The HUB1201 Manufacture Meca-10 caliber is a testament to old principles executed in a modern fashion. Toting a hulking 240-hour power reserve, one might expect the caliber to be similarly massive. In fact, it measures just 35.2mm across by 6.8mm tall. As with everything in watchmaking, achieving a wearable size is the result of compromise, and so to reach a dimensional goal, a technical alteration to the train count (vibrations per hour) was made. Its cutting-edge aesthetics belie its lower operating frequency (21,600vph) chosen to reduce the wear, but more specifically drain, on the movement. Although 28,800vph (4Hz, or eight “ticks” per second), is the most common operating frequency these days, employing a 3Hz train count reduces the load on the movement by precisely 25 percent, a meaningful reduction when intending to eke up a caliber’s power reserve.

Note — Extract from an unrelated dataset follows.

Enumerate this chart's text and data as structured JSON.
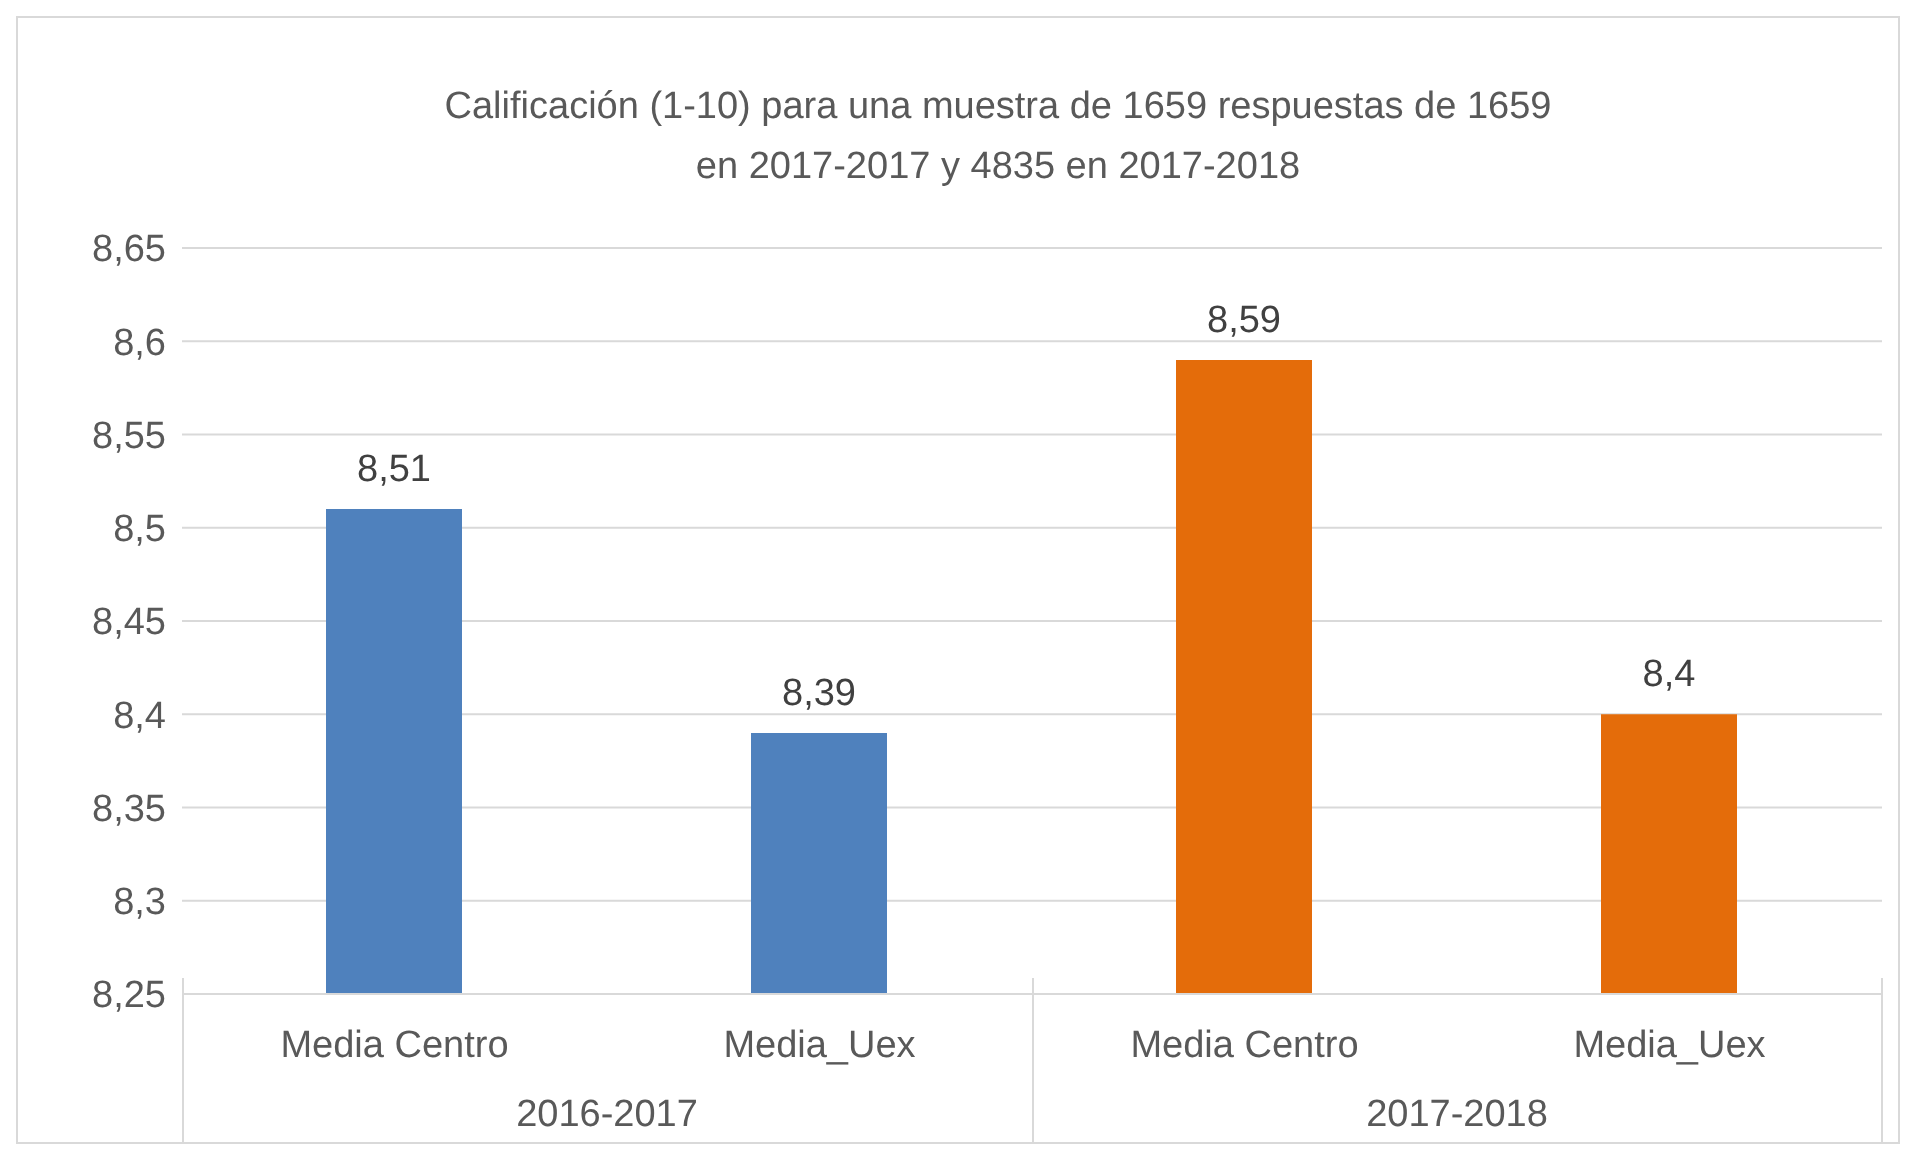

Balance. Pure and simple. From top to bottom. The Hublot HUB1201 Manufacture Meca-10 movement is an exercise in balance within itself and its pairing with Daniel Arsham’s arresting vision provides it with the platform to really shine. Old and new. Then and what will be. The past and the future existing at once in perfect harmony. It’s what watchmaking should be about. And I’m glad we’re all here to see it.
Big Bang MP-11 Power Reserve 14 Days Water Blue Sapphire
Of all Hublot’s impressive in-house movements, however, there is one that is perhaps more “Hublot” than any other. While one could be forgiven for thinking immediately of the MP-10’s incredible linear winding mechanism, Hublot’s MP-11 caliber, which boasts a ridiculous two-week power reserve derived from an even more ridiculous seven barrels, arranged vertically in sequence, and influencing the entire aesthetic of the watch by their head-turning presence.
When architect Louis H. Sullivan first uttered the famous words, “Form follows function,” to describe how a building’s exterior should reflect its interior’s purpose, he couldn’t possibly have imagined a watchmaker taking his quip to such extremes. But, by doing so, Hublot has once again proven its savvy in the field of design to be on par with its technical capability.
While the MP-11 shouldn’t work, it quite simply does because the eye-catching bulge around its midriff has a practical justification. Furthermore, inordinately high power reserves are not just attractive from a pragmatic perspective; they give a watch personality, too! As Sullivan also remarked, “a rationally designed structure may not necessarily be beautiful but no [object] can be beautiful that does not have a rationally designed structure.” And the MP- 11 surely has that in spades.
As with all the best watches, it isn’t just about the what; it’s about the why as well. And the Big Bang MP-11 Power Reserve 14 Days Water Blue Sapphire is yet another example from Hublot of function-justified form — with flourish.